Index-BitTableFI: An improved algorithm for mining frequent itemsets

  • Authors:
  • Wei Song;Bingru Yang;Zhangyan Xu

  • Affiliations:
  • College of Information Engineering, North China University of Technology, Beijing 100144, China;School of Information Engineering, University of Science and Technology, Beijing, Beijing 100083, China;Department of Computer, Guanxi Normal University, Guilin 541004, China

  • Venue:
  • Knowledge-Based Systems
  • Year:
  • 2008

Quantified Score

Hi-index 0.01

Visualization

Abstract

Efficient algorithms for mining frequent itemsets are crucial for mining association rules as well as for many other data mining tasks. Methods for mining frequent itemsets have been implemented using a BitTable structure. BitTableFI is such a recently proposed efficient BitTable-based algorithm, which exploits BitTable both horizontally and vertically. Although making use of efficient bit wise operations, BitTableFI still may suffer from the high cost of candidate generation and test. To address this problem, a new algorithm Index-BitTableFI is proposed.
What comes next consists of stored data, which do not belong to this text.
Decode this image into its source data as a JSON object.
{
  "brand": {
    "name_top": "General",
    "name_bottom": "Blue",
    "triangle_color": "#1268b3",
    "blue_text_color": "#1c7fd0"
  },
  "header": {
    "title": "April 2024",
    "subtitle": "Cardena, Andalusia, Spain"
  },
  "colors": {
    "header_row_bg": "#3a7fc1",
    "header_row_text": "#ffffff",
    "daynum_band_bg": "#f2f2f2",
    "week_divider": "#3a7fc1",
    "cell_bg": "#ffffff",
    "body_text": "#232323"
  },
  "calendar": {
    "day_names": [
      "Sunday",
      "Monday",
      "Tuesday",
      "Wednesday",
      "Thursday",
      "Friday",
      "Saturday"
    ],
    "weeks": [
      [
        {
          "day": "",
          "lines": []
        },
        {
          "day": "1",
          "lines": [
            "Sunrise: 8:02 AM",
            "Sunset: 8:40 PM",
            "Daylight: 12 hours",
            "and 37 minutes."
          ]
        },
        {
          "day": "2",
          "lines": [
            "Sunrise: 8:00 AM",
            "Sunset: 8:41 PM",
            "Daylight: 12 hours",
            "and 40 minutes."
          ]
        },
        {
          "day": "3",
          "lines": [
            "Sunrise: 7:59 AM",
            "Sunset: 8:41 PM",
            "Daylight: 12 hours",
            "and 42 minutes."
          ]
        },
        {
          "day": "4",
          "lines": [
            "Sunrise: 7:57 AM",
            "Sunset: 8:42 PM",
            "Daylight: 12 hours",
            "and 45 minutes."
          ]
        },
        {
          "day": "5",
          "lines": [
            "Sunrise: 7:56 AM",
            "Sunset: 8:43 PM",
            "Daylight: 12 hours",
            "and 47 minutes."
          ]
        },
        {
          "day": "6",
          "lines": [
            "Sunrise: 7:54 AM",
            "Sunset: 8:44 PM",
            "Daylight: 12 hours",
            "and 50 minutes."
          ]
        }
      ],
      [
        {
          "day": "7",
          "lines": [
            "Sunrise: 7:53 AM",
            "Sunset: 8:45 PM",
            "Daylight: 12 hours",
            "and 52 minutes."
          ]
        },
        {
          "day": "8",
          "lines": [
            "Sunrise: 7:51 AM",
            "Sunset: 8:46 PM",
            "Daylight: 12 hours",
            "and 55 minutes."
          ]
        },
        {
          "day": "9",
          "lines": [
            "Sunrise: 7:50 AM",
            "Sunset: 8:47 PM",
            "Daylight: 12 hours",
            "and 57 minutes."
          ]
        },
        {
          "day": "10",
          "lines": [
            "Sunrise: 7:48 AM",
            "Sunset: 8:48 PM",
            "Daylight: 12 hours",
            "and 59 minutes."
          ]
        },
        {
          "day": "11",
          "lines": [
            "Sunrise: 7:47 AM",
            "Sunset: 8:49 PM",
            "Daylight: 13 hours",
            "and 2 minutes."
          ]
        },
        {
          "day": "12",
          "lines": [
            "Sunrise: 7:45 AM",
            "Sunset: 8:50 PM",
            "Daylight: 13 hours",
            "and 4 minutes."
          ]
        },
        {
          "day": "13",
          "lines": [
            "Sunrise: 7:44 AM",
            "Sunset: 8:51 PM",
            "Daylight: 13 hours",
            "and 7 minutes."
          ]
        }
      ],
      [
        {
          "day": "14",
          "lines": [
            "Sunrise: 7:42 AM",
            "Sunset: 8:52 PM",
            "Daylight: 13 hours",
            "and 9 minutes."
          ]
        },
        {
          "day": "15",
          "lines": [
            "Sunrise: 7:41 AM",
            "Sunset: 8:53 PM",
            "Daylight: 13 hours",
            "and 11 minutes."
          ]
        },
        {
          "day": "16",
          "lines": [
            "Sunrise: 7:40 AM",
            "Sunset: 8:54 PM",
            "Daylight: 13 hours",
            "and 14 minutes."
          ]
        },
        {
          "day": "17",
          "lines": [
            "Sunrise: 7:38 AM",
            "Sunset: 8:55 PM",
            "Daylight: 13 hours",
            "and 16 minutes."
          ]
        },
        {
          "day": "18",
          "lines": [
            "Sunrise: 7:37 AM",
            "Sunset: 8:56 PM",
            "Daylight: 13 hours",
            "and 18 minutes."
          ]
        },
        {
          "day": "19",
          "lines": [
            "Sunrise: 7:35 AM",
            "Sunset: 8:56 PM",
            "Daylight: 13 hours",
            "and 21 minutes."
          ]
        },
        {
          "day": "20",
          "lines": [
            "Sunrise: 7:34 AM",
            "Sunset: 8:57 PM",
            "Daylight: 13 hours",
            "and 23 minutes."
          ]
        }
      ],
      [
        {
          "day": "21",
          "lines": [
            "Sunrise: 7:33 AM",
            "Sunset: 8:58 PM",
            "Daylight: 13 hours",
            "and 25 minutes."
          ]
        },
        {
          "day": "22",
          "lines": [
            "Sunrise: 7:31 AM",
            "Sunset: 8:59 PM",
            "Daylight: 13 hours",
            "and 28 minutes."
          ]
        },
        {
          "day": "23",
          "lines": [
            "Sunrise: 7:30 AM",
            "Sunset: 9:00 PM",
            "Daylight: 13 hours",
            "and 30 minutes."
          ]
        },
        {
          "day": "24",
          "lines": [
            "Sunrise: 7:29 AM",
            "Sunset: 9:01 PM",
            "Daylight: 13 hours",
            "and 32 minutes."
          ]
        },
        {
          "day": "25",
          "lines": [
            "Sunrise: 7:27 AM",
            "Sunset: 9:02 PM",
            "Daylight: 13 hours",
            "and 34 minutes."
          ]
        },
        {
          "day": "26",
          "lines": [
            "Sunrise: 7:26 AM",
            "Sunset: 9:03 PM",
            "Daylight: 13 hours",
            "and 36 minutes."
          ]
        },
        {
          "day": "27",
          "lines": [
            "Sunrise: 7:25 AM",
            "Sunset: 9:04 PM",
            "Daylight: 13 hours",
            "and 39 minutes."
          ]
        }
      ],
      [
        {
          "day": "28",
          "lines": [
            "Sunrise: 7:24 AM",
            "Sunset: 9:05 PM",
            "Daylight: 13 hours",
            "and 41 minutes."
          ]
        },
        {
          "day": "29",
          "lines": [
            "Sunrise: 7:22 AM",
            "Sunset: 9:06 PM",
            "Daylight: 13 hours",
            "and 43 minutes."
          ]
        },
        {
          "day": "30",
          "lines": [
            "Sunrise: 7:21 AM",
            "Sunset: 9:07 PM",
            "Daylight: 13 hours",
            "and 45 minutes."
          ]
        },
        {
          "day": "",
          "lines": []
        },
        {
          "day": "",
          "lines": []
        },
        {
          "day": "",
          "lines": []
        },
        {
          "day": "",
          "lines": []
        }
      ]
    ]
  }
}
Index-BitTableFI also uses BitTable horizontally and vertically. To make use of BitTable horizontally, index array and the corresponding computing method are proposed. By computing the subsume index, those itemsets that co-occurrence with representative item can be identified quickly by using breadth-first search at one time. Then, for the resulting itemsets generated through the index array, depth-first search strategy is used to generate all other frequent itemsets. Thus, the hybrid search is implemented, and the search space is reduced greatly. The advantages of the proposed methods are as follows. On the one hand, the redundant operations on intersection of tidsets and frequency-checking can be avoided greatly; On the other hand, it is proved that frequent itemsets, including representative item and having the same supports as representative item, can be identified directly by connecting the representative item with all the combinations of items in its subsume index. Thus, the cost for processing this kind of itemsets is lowered, and the efficiency is improved. Experimental results show that the proposed algorithm is efficient especially for dense datasets.